Una volta l’anno solo il Re può cambiargli l’abito. Vietato fotografarlo dall’interno, provate con un bel teleobiettivo dall’esterno. Lì si può. Ci sono i bagni, un punto ristoro e potete riempire la bottiglietta d’acqua gratis. Statue di Budda, scalinate, elefanti, caos totale avviatevi all’uscita il giro è ancora lungo, ecco i palazzi del sovrano che si ergono fra giardini curatissimi e guardie vestite di tutto punto.

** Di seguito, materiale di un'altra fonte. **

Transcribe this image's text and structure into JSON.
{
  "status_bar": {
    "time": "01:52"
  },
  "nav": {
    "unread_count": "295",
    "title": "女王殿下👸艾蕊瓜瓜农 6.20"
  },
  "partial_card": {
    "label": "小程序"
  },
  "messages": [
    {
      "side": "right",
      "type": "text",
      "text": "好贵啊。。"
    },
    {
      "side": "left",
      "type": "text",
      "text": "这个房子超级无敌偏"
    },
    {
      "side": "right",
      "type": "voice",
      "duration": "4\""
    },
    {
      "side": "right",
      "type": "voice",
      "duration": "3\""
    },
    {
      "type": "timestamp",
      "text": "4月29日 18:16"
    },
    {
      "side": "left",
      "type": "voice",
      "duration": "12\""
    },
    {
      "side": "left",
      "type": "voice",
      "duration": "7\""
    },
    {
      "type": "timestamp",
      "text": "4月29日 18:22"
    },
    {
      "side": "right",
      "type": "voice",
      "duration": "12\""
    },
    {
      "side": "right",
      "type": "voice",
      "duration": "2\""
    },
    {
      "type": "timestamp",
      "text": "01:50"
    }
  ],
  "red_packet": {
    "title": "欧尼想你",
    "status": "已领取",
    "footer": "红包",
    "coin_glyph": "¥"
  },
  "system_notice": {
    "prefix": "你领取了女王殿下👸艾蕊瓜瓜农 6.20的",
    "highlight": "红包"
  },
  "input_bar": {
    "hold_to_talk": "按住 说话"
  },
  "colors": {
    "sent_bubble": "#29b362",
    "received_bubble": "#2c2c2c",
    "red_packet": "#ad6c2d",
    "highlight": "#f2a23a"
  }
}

Conviene quel giorno visitare anche il Wat Pho e Wat Arun. Per non tornare più in zona. All’uscita girate a sinistra per Wat Pho, io l’ho fatta a piedi, camminando scalza sull’erba, è tutto pulito, oppure ci sono i tuk tuk che sfrecciano come dei pazzi e in due minuti ci arrivate. Sulla destra, sullo sfondo si erge Wat Arun, è quella punta bianca. Ingresso per Wat Pho: 200 Thb (5 euro e 90), in omaggio bottiglietta d’acqua. Seguite la folla e addentratevi nel tempio che ospita la più grande statua di Budda sdraiato al mondo: 46 metri per 15 d’altezza. Peccato che tutti siano lì per il Budda e nessuno ammiri i dipinti sulle pareti, molto fini, raccontano la storia dell’Illuminato.

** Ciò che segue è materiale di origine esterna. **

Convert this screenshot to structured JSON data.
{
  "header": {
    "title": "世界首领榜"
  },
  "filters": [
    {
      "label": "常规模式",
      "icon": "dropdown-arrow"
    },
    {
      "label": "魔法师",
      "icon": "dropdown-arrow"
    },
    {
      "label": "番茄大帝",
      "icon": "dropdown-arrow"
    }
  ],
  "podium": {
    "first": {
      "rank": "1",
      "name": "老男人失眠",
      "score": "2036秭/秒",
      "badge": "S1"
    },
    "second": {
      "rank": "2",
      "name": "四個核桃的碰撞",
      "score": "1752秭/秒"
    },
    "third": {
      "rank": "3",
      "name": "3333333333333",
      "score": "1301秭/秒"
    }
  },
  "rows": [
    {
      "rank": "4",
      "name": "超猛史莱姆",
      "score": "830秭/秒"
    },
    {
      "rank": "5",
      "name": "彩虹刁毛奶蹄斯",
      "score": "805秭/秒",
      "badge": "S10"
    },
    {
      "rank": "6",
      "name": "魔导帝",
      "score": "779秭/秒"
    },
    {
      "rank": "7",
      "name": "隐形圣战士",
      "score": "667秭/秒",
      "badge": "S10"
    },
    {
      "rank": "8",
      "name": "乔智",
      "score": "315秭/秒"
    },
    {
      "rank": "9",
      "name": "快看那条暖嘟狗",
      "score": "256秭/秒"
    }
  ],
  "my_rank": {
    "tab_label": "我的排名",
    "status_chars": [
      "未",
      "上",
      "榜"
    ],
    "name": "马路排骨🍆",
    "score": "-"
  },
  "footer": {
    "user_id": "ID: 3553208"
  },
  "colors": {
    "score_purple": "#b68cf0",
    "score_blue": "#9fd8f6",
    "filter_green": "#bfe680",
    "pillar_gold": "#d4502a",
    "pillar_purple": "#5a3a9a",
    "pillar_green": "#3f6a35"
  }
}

Gara di selfie e via, alla fine ci sono i suoi enormi piedi con intarsi in madreperla. All’esterno ci sono deliziosi giardini, una scuola, si vedono i monaci che passeggiano e danno da mangiare ai piccioni e ai gatti. Quindi si esce, si svolta a destra, al semaforo attraversate per andare a prendere il ferry boat, si oltrepassa un mercato puzzolente di cose immangiabili, si entra in una galleria buia ma fresca, costellata da negozietti, dove non compra niente nessuno e poi dritti alla cassa si pagano 4 Thb (11 cent.) per la traversata del Chao Phraya, in un minuto e mezzo si è dall’altra parte. Scesi su passerelle un po’ traballanti, si gira subito a sinistra “tagliando” la coda in attesa di riattraversare il fiume per tornare dall’altra parte; anche voi farete così, se volete tornare di là. Wat Arun, il tempio dell’alba, è veramente impressionante e al tramonto lo è ancora di più. I suoi colori vanno dal rosa all’arancio. È un “prang” cioè una slanciata torre dal profilo sottile ed elegante. Ingresso 50 Thb (1 euro e 46 cent.).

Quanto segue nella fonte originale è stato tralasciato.